Certainly these fears are understandable. The IPCC currently projects that seas will rise up to 1 meter this century. The average elevation of Tuvalu is roughly 2 meters above current sea level; the Maldives sit even lower. As the picture above shows, some parts of both nations have disappeared under the sea in recent decades.
This looks like a classic case of environmental injustice — the small island nations are responsible for less than 1% of global emissions, so there is no way they can make a dent in sea level rise on their own. And they are very poor, so they can’t afford the kind of infrastructure that might in theory someday protect, say, New York City against the worst impacts of a rising sea.
But the story is apparently not quite as simple as it appears. Science magazine reported last month (subscription required) that many scientists think the ocean won’t necessarily close over small island nations. Turns out that, under ideal conditions, the coral reefs that support these islands
can grow 10 to 15 millimeters a year — faster than the sea-level rise expected to occur later this century.
That’s the good news. The bad news is that conditions are by no means ideal, as powerfully illustrated by newly submerged land, flooding, and salt water intrusion. Everyone agrees that populations on many parts of these low lying islands are indeed vulnerable to erosion and storm surges.
But even so there may be some good news. If the problems, serious and real as they are, don’t result from global warming, then local measures might actually have some tangible effect against them.
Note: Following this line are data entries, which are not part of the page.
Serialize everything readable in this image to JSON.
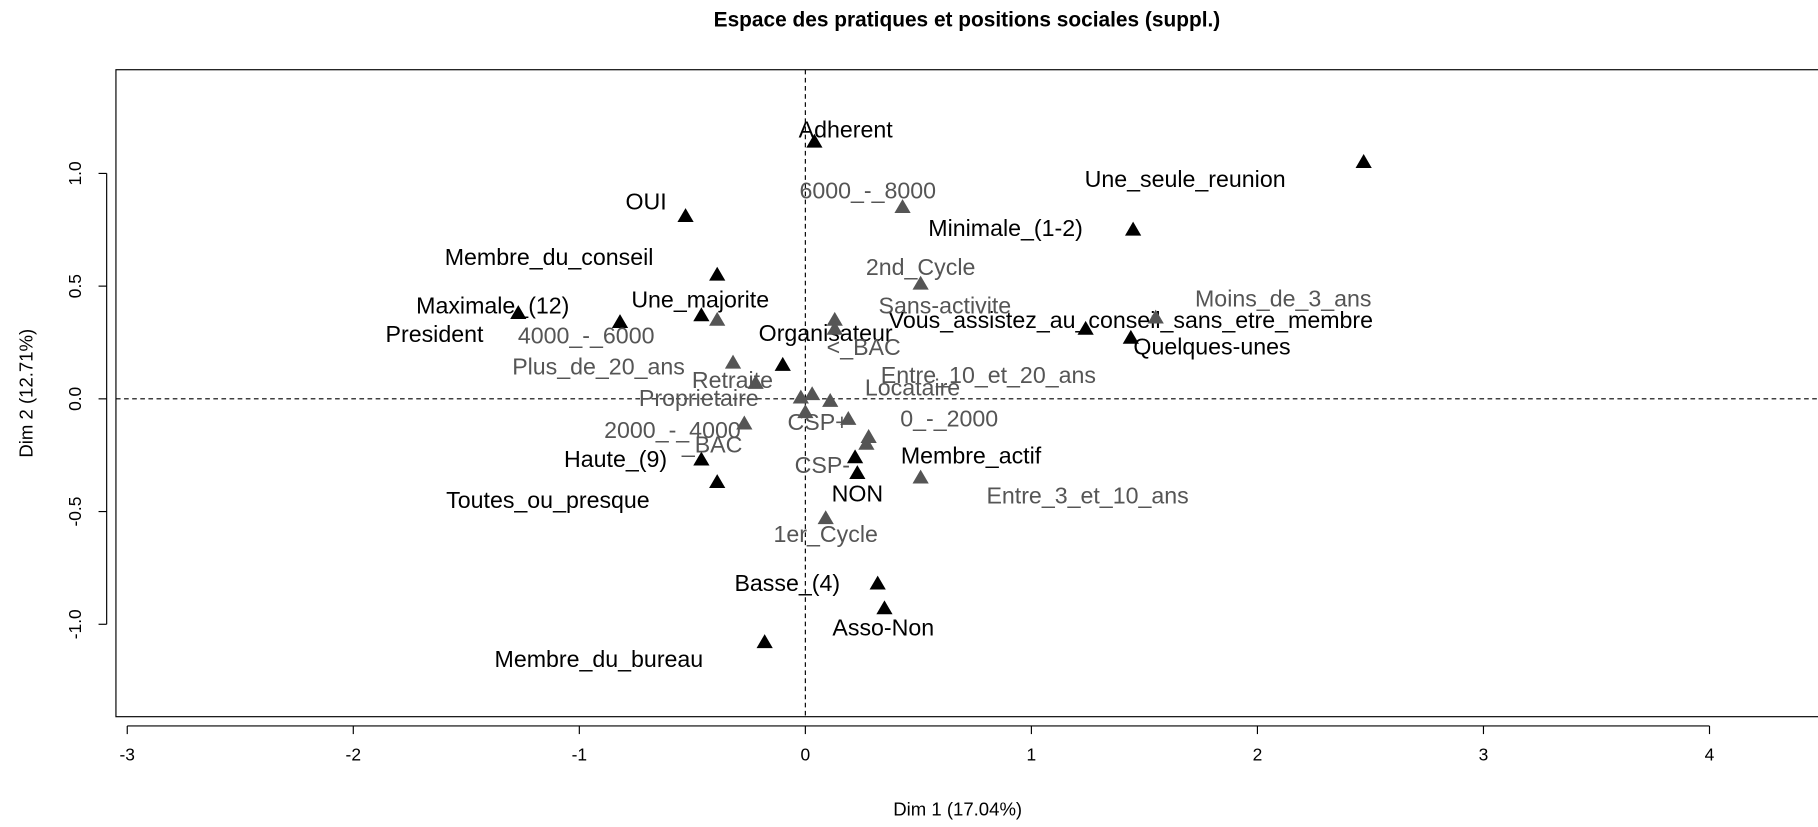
{
  "chart_data": {
    "type": "scatter",
    "title": "Espace des pratiques et positions sociales (suppl.)",
    "x_label": "Dim 1 (17.04%)",
    "y_label": "Dim 2 (12.71%)",
    "xlim": [
      -3.05,
      4.48
    ],
    "ylim": [
      -1.41,
      1.46
    ],
    "xticks": [
      -3,
      -2,
      -1,
      0,
      1,
      2,
      3,
      4
    ],
    "yticks": [
      {
        "value": -1,
        "label": "-1.0"
      },
      -0.5,
      {
        "value": 0,
        "label": "0.0"
      },
      0.5,
      {
        "value": 1,
        "label": "1.0"
      }
    ],
    "series": [
      {
        "color": "#000000",
        "labels": [
          "Adherent",
          "Une_seule_reunion",
          "OUI",
          "Minimale_(1-2)",
          "Membre_du_conseil",
          "Maximale_(12)",
          "Une_majorite",
          "President",
          "Organisateur",
          "Vous_assistez_au_conseil_sans_etre_membre",
          "Quelques-unes",
          "Haute_(9)",
          "Toutes_ou_presque",
          "Membre_actif",
          "NON",
          "Basse_(4)",
          "Asso-Non",
          "Membre_du_bureau"
        ],
        "x": [
          0.04,
          2.47,
          -0.53,
          1.45,
          -0.39,
          -1.27,
          -0.46,
          -0.82,
          -0.1,
          1.24,
          1.44,
          -0.46,
          -0.39,
          0.22,
          0.23,
          0.32,
          0.35,
          -0.18
        ],
        "values": [
          1.14,
          1.05,
          0.81,
          0.75,
          0.55,
          0.38,
          0.37,
          0.34,
          0.15,
          0.31,
          0.27,
          -0.27,
          -0.37,
          -0.26,
          -0.33,
          -0.82,
          -0.93,
          -1.08
        ]
      },
      {
        "color": "#555555",
        "labels": [
          "6000_-_8000",
          "2nd_Cycle",
          "Sans-activite",
          "Moins_de_3_ans",
          "4000_-_6000",
          "<_BAC",
          "Plus_de_20_ans",
          "Retraite",
          "Entre_10_et_20_ans",
          "Proprietaire",
          "Locataire",
          "CSP+",
          "0_-_2000",
          "2000_-_4000",
          "_BAC",
          "CSP-",
          "Entre_3_et_10_ans",
          "1er_Cycle"
        ],
        "x": [
          0.43,
          0.51,
          0.13,
          1.55,
          -0.39,
          0.13,
          -0.32,
          -0.22,
          0.03,
          -0.02,
          0.11,
          0,
          0.19,
          -0.27,
          0.28,
          0.27,
          0.51,
          0.09
        ],
        "values": [
          0.85,
          0.51,
          0.35,
          0.36,
          0.35,
          0.31,
          0.16,
          0.07,
          0.02,
          0.005,
          -0.01,
          -0.06,
          -0.09,
          -0.11,
          -0.17,
          -0.2,
          -0.35,
          -0.53
        ]
      }
    ]
  }
}
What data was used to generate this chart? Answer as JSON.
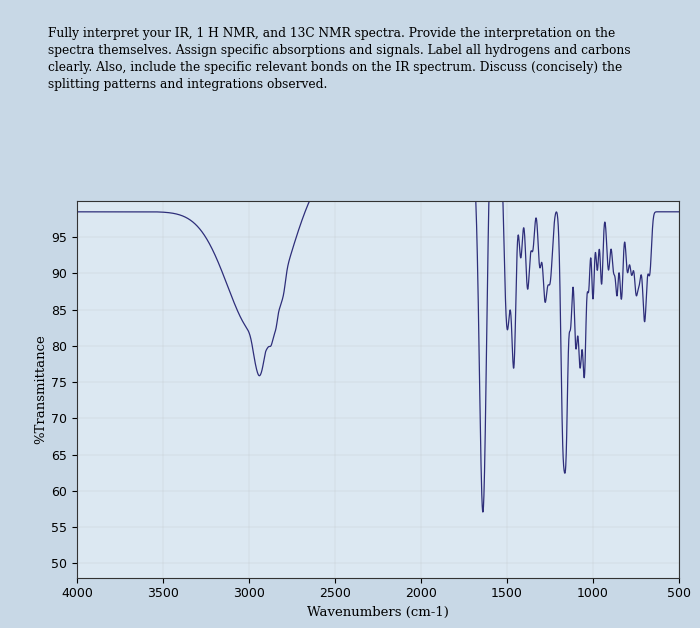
{
  "title_text": "Fully interpret your IR, 1 H NMR, and 13C NMR spectra. Provide the interpretation on the\nspectra themselves. Assign specific absorptions and signals. Label all hydrogens and carbons\nclearly. Also, include the specific relevant bonds on the IR spectrum. Discuss (concisely) the\nsplitting patterns and integrations observed.",
  "xlabel": "Wavenumbers (cm-1)",
  "ylabel": "%Transmittance",
  "xlim": [
    4000,
    500
  ],
  "ylim": [
    48,
    100
  ],
  "yticks": [
    50,
    55,
    60,
    65,
    70,
    75,
    80,
    85,
    90,
    95
  ],
  "xticks": [
    4000,
    3500,
    3000,
    2500,
    2000,
    1500,
    1000,
    500
  ],
  "line_color": "#2e2e7a",
  "plot_bg": "#dce8f2",
  "fig_bg": "#c8d8e6",
  "text_bg": "#dce8f0",
  "title_fontsize": 8.8,
  "axis_fontsize": 9.5,
  "tick_fontsize": 9.0
}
And indeed, that’s one conclusion of the Science piece: coastal erosion, say both academic scientists interviewed for the story and some Kiribati officials, is largely attributable to local human activities such as poor shoreline management and development of marginal lands. Those, of course, are not easy or costless to prevent, but with some help from wealthier nations they may be considerably more tractable than global greenhouse emissions.